Effective estate planning can seem straightforward, until you take into consideration that people and life in general can be very unpredictable. Add to that the tremendous changes that can occur in a family in even so small an amount of time as a year, and the complexities begin to reveal themselves. Below are some specific mistakes that can be made in writing a last will:

1) No Plan at All.

The worst mistake a person can make is to not create a last will at all under the assumption that it won’t be needed. This is like designating your family to perform triple bypass surgery in the event that you should suffer from heart failure. In short, the will is NOT just for your peace of mind, but to lessen the burden of your death on those who are close to you. The best last wills are those that are uniquely tailored to your family, and your assets. Employing a Massachusetts estate planning lawyer for just a few hours goes a long way.

2) Leaving No Liquidity for Probating the Last Will.

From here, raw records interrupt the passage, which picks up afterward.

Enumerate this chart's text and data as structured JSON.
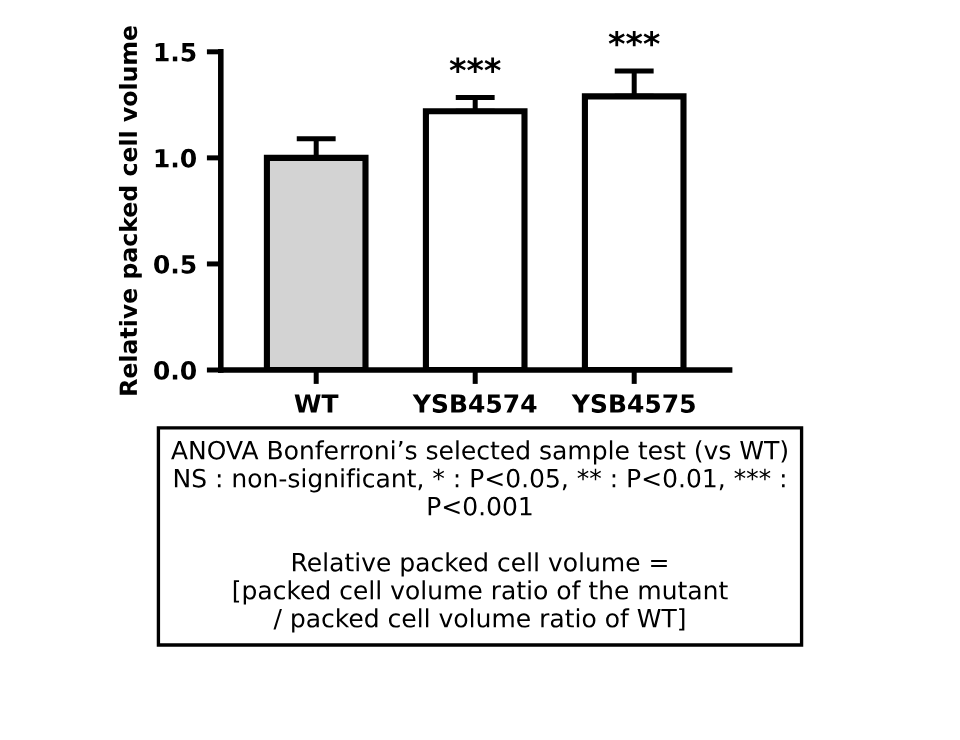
{
  "chart_data": {
    "type": "bar",
    "ylabel": "Relative packed cell volume",
    "categories": [
      "WT",
      "YSB4574",
      "YSB4575"
    ],
    "values": [
      1.0,
      1.22,
      1.29
    ],
    "errors": [
      0.09,
      0.065,
      0.12
    ],
    "colors": [
      "#d3d3d3",
      "#ffffff",
      "#ffffff"
    ],
    "ylim": [
      0,
      1.5
    ],
    "yticks": [
      {
        "value": 0,
        "label": "0.0"
      },
      0.5,
      {
        "value": 1,
        "label": "1.0"
      },
      1.5
    ],
    "grid": false,
    "legend": false,
    "annotations": [
      {
        "text": "***",
        "x": "YSB4574",
        "y": 1.285
      },
      {
        "text": "***",
        "x": "YSB4575",
        "y": 1.41
      },
      "ANOVA Bonferroni’s selected sample test (vs WT)\nNS : non-significant, * : P<0.05, ** : P<0.01, *** :\nP<0.001\n\nRelative packed cell volume =\n[packed cell volume ratio of the mutant\n/ packed cell volume ratio of WT]"
    ]
  }
}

Many times a person will write a last will that simply gives away properties and assets without setting aside an appropriate amount of funds for the property’s administration. How much should you set aside? Probably a lot more than you think. State and federal estate taxes, income taxes, payment of debts and rents, family business expenses, and the cost of the probate process itself are just a few common examples. An experienced practitioner could plan for these expenses in an hour, but the layperson would need significantly greater time.

3) Choosing the Wrong Personal Representative for your Last Will

The natural choice for the executor of your will is someone whom you trust a great deal, and is capable of making responsible decisions. This is because the executor will need to collect all of your assets, pay all of the necessary debts and obligations, and distribute to beneficiaries. While these sound like simple tasks, they are actually huge and time-consuming responsibilities. What is worse, the executor often must do this for free! Make sure that the executor you choose is someone who will have the time and resources available to handle your estate.

4) Relying on Jointly-Held Property for Asset Distribution

When property is held jointly there are very high potential federal and state tax consequences that can severely affect the intended beneficiary’s interest, especially out of wedlock. But most importantly, the surviving spouse is neither bound to nor protected by a last will. This means there is no management protection for making strategic decisions on the other fees in the estate, the survivor can give the property to whomever he or she wants, and the property may be taxed twice at extremely high rates.

5) Leaving Everything to a Spouse in the Last Will.

Even within a marriage, despite the “unlimited marital deduction” whereby all property passes tax free to your spouse upon death, it is not advisable to simply leave everything to one’s husband or wife. If the last will leaves a business or investment portfolio, for example, the surviving spouse may not have the right knowledge to manage or sell such assets. An experienced estate law practitioner will explain in greater detail how this affects your particular estate, but just know that your marital deduction is gone when both spouses pass away.